Otavio Dias de Oliveira
UM SISTEMA PRECÁRIO Falta de infra-estrutura de transporte é uma das causas da longa espera por um transplante

A espera por um transplante é uma situação que envolve pacientes muitas vezes à beira da morte. Para agravar a aflição, as filas obedecem a critérios complexos. Consideram fatores genéticos, idade e peso para identificar a compatibilidade entre doador e receptor. No caso da distribuição de fígados, a regra mudou em 2006. Deixou de ser cronológica para levar em conta a gravidade do estado de cada paciente, determinada por uma combinação de exames chamada Meld, também utilizada nos Estados Unidos. A única maneira de dar um mínimo de tranqüilidade a quem espera é trabalhar com absoluta transparência. Essa é uma das precariedades do sistema nacional de transplantes e, no Rio de Janeiro, chegou às raias do absurdo. Na semana passada, a Secretaria Estadual de Saúde admitiu que até hoje – Ribeiro foi afastado da coordenação de transplantes em março do ano passado – o ranking de espera por um fígado tem pacientes duplicados, doentes sem exame em dia, mortos e pessoas já transplantadas. Um relatório do Departamento Nacional de Auditoria do SUS constatou também a existência de uma lista paralela na gestão de Ribeiro. É um campo fértil para fraudes.
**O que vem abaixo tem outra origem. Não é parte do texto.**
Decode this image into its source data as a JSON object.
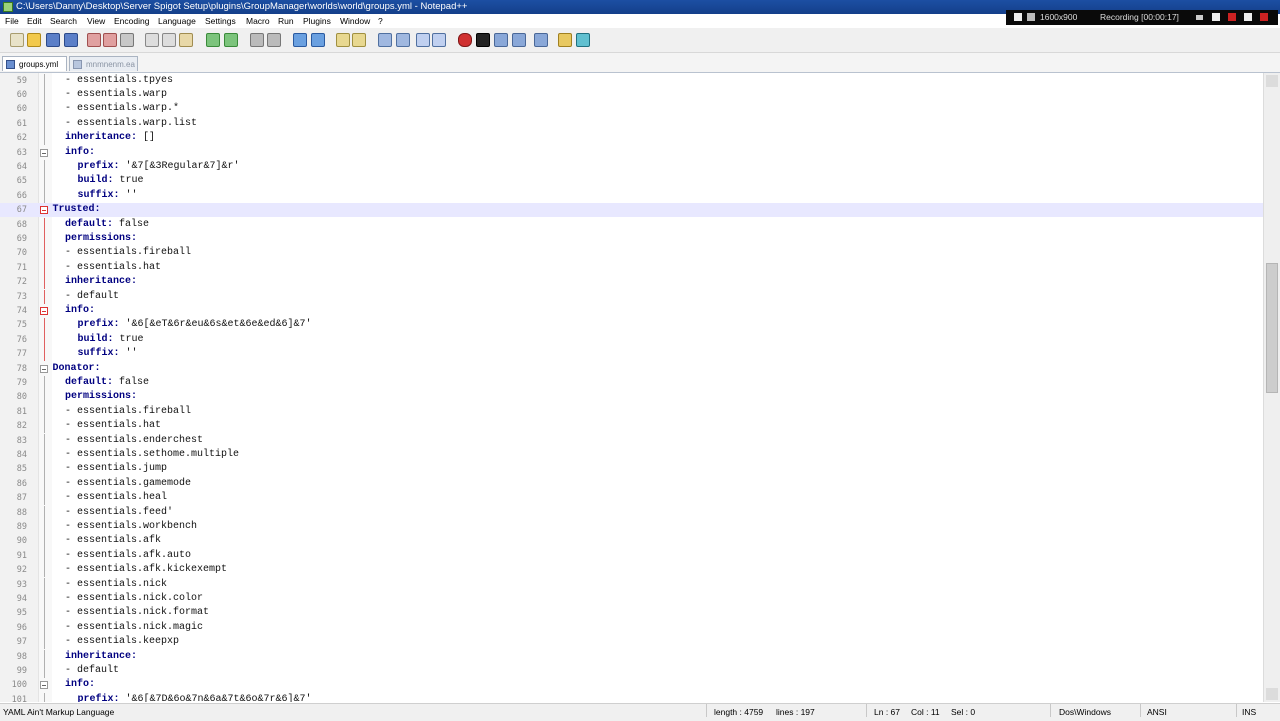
{
  "window": {
    "title": "C:\\Users\\Danny\\Desktop\\Server Spigot Setup\\plugins\\GroupManager\\worlds\\world\\groups.yml - Notepad++"
  },
  "recorder": {
    "resolution": "1600x900",
    "status": "Recording [00:00:17]"
  },
  "menu": [
    "File",
    "Edit",
    "Search",
    "View",
    "Encoding",
    "Language",
    "Settings",
    "Macro",
    "Run",
    "Plugins",
    "Window",
    "?"
  ],
  "tabs": [
    {
      "label": "groups.yml",
      "active": true
    },
    {
      "label": "mnmnenm.ea",
      "active": false
    }
  ],
  "lines": [
    {
      "n": "59",
      "text": "- essentials.tpyes",
      "indent": 2,
      "key": false,
      "fold": "line"
    },
    {
      "n": "60",
      "text": "- essentials.warp",
      "indent": 2,
      "key": false,
      "fold": "line"
    },
    {
      "n": "60",
      "text": "- essentials.warp.*",
      "indent": 2,
      "key": false,
      "fold": "line"
    },
    {
      "n": "61",
      "text": "- essentials.warp.list",
      "indent": 2,
      "key": false,
      "fold": "line"
    },
    {
      "n": "62",
      "text": "inheritance:",
      "rest": " []",
      "indent": 2,
      "key": true,
      "fold": "line"
    },
    {
      "n": "63",
      "text": "info:",
      "indent": 2,
      "key": true,
      "fold": "box"
    },
    {
      "n": "64",
      "text": "prefix:",
      "rest": " '&7[&3Regular&7]&r'",
      "indent": 3,
      "key": true,
      "fold": "line"
    },
    {
      "n": "65",
      "text": "build:",
      "rest": " true",
      "indent": 3,
      "key": true,
      "fold": "line"
    },
    {
      "n": "66",
      "text": "suffix:",
      "rest": " ''",
      "indent": 3,
      "key": true,
      "fold": "line"
    },
    {
      "n": "67",
      "text": "Trusted:",
      "indent": 1,
      "key": true,
      "fold": "boxred",
      "current": true
    },
    {
      "n": "68",
      "text": "default:",
      "rest": " false",
      "indent": 2,
      "key": true,
      "fold": "linered"
    },
    {
      "n": "69",
      "text": "permissions:",
      "indent": 2,
      "key": true,
      "fold": "linered"
    },
    {
      "n": "70",
      "text": "- essentials.fireball",
      "indent": 2,
      "key": false,
      "fold": "linered"
    },
    {
      "n": "71",
      "text": "- essentials.hat",
      "indent": 2,
      "key": false,
      "fold": "linered"
    },
    {
      "n": "72",
      "text": "inheritance:",
      "indent": 2,
      "key": true,
      "fold": "linered"
    },
    {
      "n": "73",
      "text": "- default",
      "indent": 2,
      "key": false,
      "fold": "linered"
    },
    {
      "n": "74",
      "text": "info:",
      "indent": 2,
      "key": true,
      "fold": "boxred"
    },
    {
      "n": "75",
      "text": "prefix:",
      "rest": " '&6[&eT&6r&eu&6s&et&6e&ed&6]&7'",
      "indent": 3,
      "key": true,
      "fold": "linered"
    },
    {
      "n": "76",
      "text": "build:",
      "rest": " true",
      "indent": 3,
      "key": true,
      "fold": "linered"
    },
    {
      "n": "77",
      "text": "suffix:",
      "rest": " ''",
      "indent": 3,
      "key": true,
      "fold": "linered"
    },
    {
      "n": "78",
      "text": "Donator:",
      "indent": 1,
      "key": true,
      "fold": "box"
    },
    {
      "n": "79",
      "text": "default:",
      "rest": " false",
      "indent": 2,
      "key": true,
      "fold": "line"
    },
    {
      "n": "80",
      "text": "permissions:",
      "indent": 2,
      "key": true,
      "fold": "line"
    },
    {
      "n": "81",
      "text": "- essentials.fireball",
      "indent": 2,
      "key": false,
      "fold": "line"
    },
    {
      "n": "82",
      "text": "- essentials.hat",
      "indent": 2,
      "key": false,
      "fold": "line"
    },
    {
      "n": "83",
      "text": "- essentials.enderchest",
      "indent": 2,
      "key": false,
      "fold": "line"
    },
    {
      "n": "84",
      "text": "- essentials.sethome.multiple",
      "indent": 2,
      "key": false,
      "fold": "line"
    },
    {
      "n": "85",
      "text": "- essentials.jump",
      "indent": 2,
      "key": false,
      "fold": "line"
    },
    {
      "n": "86",
      "text": "- essentials.gamemode",
      "indent": 2,
      "key": false,
      "fold": "line"
    },
    {
      "n": "87",
      "text": "- essentials.heal",
      "indent": 2,
      "key": false,
      "fold": "line"
    },
    {
      "n": "88",
      "text": "- essentials.feed'",
      "indent": 2,
      "key": false,
      "fold": "line"
    },
    {
      "n": "89",
      "text": "- essentials.workbench",
      "indent": 2,
      "key": false,
      "fold": "line"
    },
    {
      "n": "90",
      "text": "- essentials.afk",
      "indent": 2,
      "key": false,
      "fold": "line"
    },
    {
      "n": "91",
      "text": "- essentials.afk.auto",
      "indent": 2,
      "key": false,
      "fold": "line"
    },
    {
      "n": "92",
      "text": "- essentials.afk.kickexempt",
      "indent": 2,
      "key": false,
      "fold": "line"
    },
    {
      "n": "93",
      "text": "- essentials.nick",
      "indent": 2,
      "key": false,
      "fold": "line"
    },
    {
      "n": "94",
      "text": "- essentials.nick.color",
      "indent": 2,
      "key": false,
      "fold": "line"
    },
    {
      "n": "95",
      "text": "- essentials.nick.format",
      "indent": 2,
      "key": false,
      "fold": "line"
    },
    {
      "n": "96",
      "text": "- essentials.nick.magic",
      "indent": 2,
      "key": false,
      "fold": "line"
    },
    {
      "n": "97",
      "text": "- essentials.keepxp",
      "indent": 2,
      "key": false,
      "fold": "line"
    },
    {
      "n": "98",
      "text": "inheritance:",
      "indent": 2,
      "key": true,
      "fold": "line"
    },
    {
      "n": "99",
      "text": "- default",
      "indent": 2,
      "key": false,
      "fold": "line"
    },
    {
      "n": "100",
      "text": "info:",
      "indent": 2,
      "key": true,
      "fold": "box"
    },
    {
      "n": "101",
      "text": "prefix:",
      "rest": " '&6[&7D&6o&7n&6a&7t&6o&7r&6]&7'",
      "indent": 3,
      "key": true,
      "fold": "line"
    }
  ],
  "status": {
    "language": "YAML Ain't Markup Language",
    "length": "length : 4759",
    "lines": "lines : 197",
    "position": "Ln : 67",
    "col": "Col : 11",
    "sel": "Sel : 0",
    "eol": "Dos\\Windows",
    "encoding": "ANSI",
    "mode": "INS"
  },
  "colors": {
    "key": "#000080",
    "titlebar": "#1c4fa3",
    "fold_active": "#d33333"
  }
}
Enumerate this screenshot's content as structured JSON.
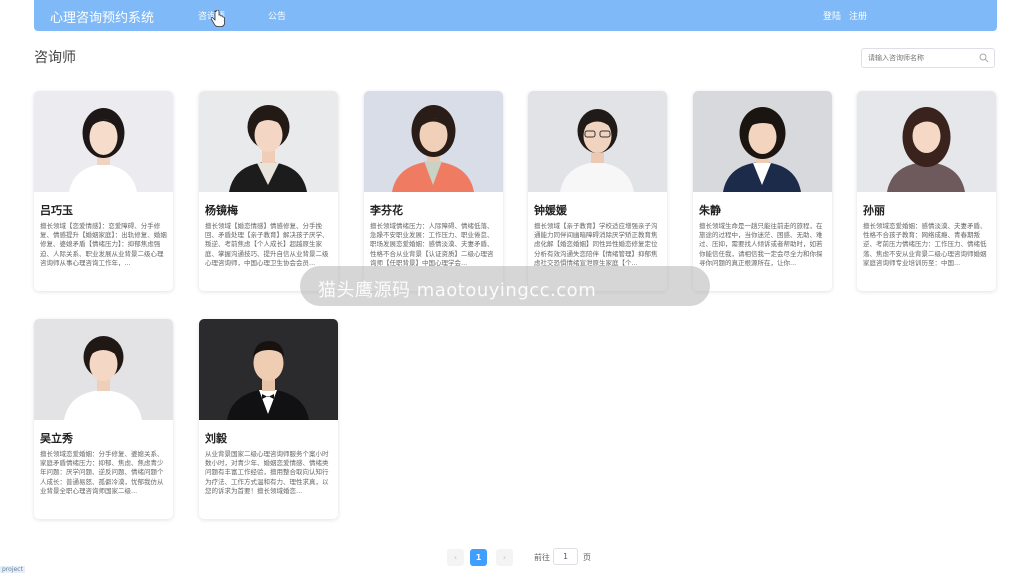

Ribeiro é acusado de manipular informações sobre o estado dos órgãos doados ou de pacientes. Em julho de 2003, dias depois de assumir a coordenação da central de transplantes, ele implantou um fígado no 32° paciente da lista, Jaime Ariston – irmão do então secretário estadual de Transportes, Augusto Ariston. Para isso, classificou o órgão doado de "marginal", ou seja: no limite de apresentar risco ao receptor. Assim, desobrigou-se de oferecê-lo aos primeiros da fila, numa prática condenada pelo Ministério da Saúde. "A classificação e o procedimento não existem. Esses órgãos precisariam ser oferecidos à lista", diz o diretor do Departamento de Atenção Especializada do ministério, Alberto Beltrame.

No Rio, a Secretaria de Saúde determinou o recadastramento de todos os pacientes inscritos na lista de espera por um transplante de fígado. É o primeiro passo para regularizar a situação. Mas um caso como esse significa um prejuízo de dimensões incalculáveis num país que ainda está longe do ideal em relação à taxa de doação de órgãos (ver quadro abaixo). Para conquistar a confiança da população, a única saída é reforçar os controles. A esse respeito, diz Sergio Mies, do Instituto Dante Pazzanese, em São Paulo, um dos profissionais mais respeitados do país: "O sistema de transplantes precisa ser auditado, tem de ter lisura. Quando se favorece alguém, sabe-se que outro vai morrer".